Many organizations operate websites designed for patients or for healthcare providers. For example, the National Library of Medicine at the National Institutes of Health operates MedlinePlus (http://www.medlineplus.gov), a nationally recognized website that contains health information for patients and caregivers on virtually every medical topic of interest. WebMD, Medscape, Embase, the Cochrane Library of Databases, and Medline/PubMed provide a wide range of information from very general information on diseases to peer-reviewed, evidence-based practice guidelines. The WHO, CDC, and state and local health departments maintain websites targeted to the public, medical professionals, and public health professionals.

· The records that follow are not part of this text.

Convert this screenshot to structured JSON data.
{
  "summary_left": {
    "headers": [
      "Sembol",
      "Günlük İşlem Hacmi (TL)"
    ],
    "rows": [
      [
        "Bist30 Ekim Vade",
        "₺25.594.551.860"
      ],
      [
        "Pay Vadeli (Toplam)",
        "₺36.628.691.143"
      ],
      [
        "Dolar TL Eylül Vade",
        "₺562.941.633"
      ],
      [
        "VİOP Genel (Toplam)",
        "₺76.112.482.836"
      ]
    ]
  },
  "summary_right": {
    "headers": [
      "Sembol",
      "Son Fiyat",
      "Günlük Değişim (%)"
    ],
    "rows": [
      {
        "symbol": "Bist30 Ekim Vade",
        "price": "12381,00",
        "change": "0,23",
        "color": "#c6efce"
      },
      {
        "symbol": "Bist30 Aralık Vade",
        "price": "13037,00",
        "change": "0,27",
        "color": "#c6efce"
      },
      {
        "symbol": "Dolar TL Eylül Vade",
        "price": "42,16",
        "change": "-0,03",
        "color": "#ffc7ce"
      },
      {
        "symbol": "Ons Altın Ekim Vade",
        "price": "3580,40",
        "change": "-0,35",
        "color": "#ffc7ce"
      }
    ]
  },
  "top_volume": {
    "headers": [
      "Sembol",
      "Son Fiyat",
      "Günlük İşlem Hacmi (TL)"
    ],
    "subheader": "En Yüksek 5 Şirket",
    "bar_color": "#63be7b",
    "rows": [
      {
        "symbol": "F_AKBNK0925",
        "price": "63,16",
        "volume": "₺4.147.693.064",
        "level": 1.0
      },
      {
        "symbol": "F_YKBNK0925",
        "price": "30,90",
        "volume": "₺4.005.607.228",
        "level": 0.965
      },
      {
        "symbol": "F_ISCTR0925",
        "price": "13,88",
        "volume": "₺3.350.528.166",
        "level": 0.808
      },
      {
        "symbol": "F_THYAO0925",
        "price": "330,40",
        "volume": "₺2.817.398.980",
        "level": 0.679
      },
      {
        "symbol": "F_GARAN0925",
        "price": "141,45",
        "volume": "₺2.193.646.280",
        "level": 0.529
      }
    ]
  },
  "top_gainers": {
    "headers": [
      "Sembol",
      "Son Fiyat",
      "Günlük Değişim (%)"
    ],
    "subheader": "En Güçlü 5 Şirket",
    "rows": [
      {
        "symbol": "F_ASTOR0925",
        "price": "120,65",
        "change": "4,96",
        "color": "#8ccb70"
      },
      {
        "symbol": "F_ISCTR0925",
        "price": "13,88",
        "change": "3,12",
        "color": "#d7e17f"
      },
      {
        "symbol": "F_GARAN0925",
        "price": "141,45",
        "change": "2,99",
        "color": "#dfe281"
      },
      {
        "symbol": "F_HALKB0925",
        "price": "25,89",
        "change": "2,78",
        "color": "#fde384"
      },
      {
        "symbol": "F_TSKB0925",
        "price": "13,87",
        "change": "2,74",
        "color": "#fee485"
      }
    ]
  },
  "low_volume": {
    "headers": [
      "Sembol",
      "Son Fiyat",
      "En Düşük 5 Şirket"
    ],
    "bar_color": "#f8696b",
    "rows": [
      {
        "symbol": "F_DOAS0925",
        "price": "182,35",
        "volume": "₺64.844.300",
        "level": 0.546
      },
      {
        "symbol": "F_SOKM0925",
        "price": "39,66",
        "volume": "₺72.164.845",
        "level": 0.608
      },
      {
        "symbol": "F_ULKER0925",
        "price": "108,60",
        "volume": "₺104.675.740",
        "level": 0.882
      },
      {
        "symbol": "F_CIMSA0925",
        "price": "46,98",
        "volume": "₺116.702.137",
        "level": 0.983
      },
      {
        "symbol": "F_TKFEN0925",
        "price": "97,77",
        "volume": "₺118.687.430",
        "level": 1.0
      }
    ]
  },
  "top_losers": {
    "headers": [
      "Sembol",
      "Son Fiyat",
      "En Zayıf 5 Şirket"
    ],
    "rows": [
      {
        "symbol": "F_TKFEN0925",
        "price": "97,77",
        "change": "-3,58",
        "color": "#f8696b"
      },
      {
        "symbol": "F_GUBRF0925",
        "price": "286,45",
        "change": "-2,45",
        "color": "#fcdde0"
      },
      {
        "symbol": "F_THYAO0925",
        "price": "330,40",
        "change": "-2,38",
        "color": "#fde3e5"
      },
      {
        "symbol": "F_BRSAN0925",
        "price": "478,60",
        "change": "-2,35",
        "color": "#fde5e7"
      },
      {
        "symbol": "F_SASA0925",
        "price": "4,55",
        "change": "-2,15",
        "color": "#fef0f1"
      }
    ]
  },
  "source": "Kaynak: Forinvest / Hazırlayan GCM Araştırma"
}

These websites maintain web access logs that contain a variety of information about users and the information that users accessed. For each access to the site, the log contains a record of:

• IP address—The IP address of the computer making the HTTP request.

• RFC—A field that is used to identify the person requesting information from the website. (This field will rarely be available and only from websites that register users.)

• Auth—A field included to list the authenticated user, if required for website access.

• Timestamp—Date and time of request.

• Action—The action requested (e.g., request for a specific article or for a search).

• Status—Whether the user experienced a success, redirect, failure, or server error when they tried to access the web page.

• Transfer volume—How many bytes were transferred to the requester.

• Referring URL—The URL of any website that the requester was using just before coming to the present site.

Johnson et al. (2004) used correlation analysis to study the relationship between the volume of web page accesses to a health-related website for articles on the topic of influenza and the number of influenza-like illness (ILI) cases reported by the U.S. Influenza Sentinel Physicians Surveillance Network. They obtained 12 web access logs (one for each month of the 2001 calendar year) from Healthlink, a consumer health information website developed and maintained by the Office of Clinical Informatics at the Medical College of Wisconsin. The web access logs contain the identification number of documents that persons retrieved and any free-text search terms that they may have entered into the search engine that brought them to the documents. The study was limited to an analysis of the documents retrieved, not the search terms.

Although Healthlink receives queries from many countries, the study was limited to requests from the United States. Influenza activity varies by location, and the influenza season is inverted in the Southern Hemisphere. They removed requests made by users outside of the United States using GeoIP Country, an open source Perl module developed by MaxMindTM to analyze the IP address of each record and assign (when possible) the country of the user. We discuss "geolocation'' (determining a requester's locations from an IP addresses) in detail shortly.

Figure 26.4 shows the weekly accesses of 17 documents about influenza diagnosis/treatment and vaccination versus the ILI reference standard. Both time series are normalized into units of standard deviations from the mean. The correlation analysis was limited to those periods for which ILI reference data were available; namely, portions of the 2000-2001 and 2001-2002 influenza seasons (weeks 1-20 and 40-52 of the year 2001, respectively).

The correlation between the article-access time series and the ILI reference standard was 0.78 for weeks 1-20 of 2001 and 0.76 for weeks 40-52.The time lag at which the correlation was maximal was zero.

Although these correlations are interesting, we note that sick individuals have a wide choice of health-related websites, including those located in other countries. Therefore, a monitoring system based on analysis of website access would face a monumental organizational task in achieving high coverage of all sick individuals from a particular region who accessed websites.

We also note that, at present, the potential of monitoring websites designed for clinicians is not high. In addition to the number of such sites, physicians and nurse practitioners tend to consult each other, textbooks, and reference manuals rather than websites when they have patient-specific questions that they want to answer. A recent survey of 13 faculty members and 25 residents found that "the group sought immediate answers to 66% of questions [that arose in routine practice],'' but that they "most commonly use another person or a pocket reference'' when doing so (Ramos et al., 2003). In the future, it may be that clinicians (or patients) will consult new types of websites designed to provide diagnostic assistance—similar to the BOSSS system for cattle diseases described in Chapter 13— and that such websites will be few in number, or linked.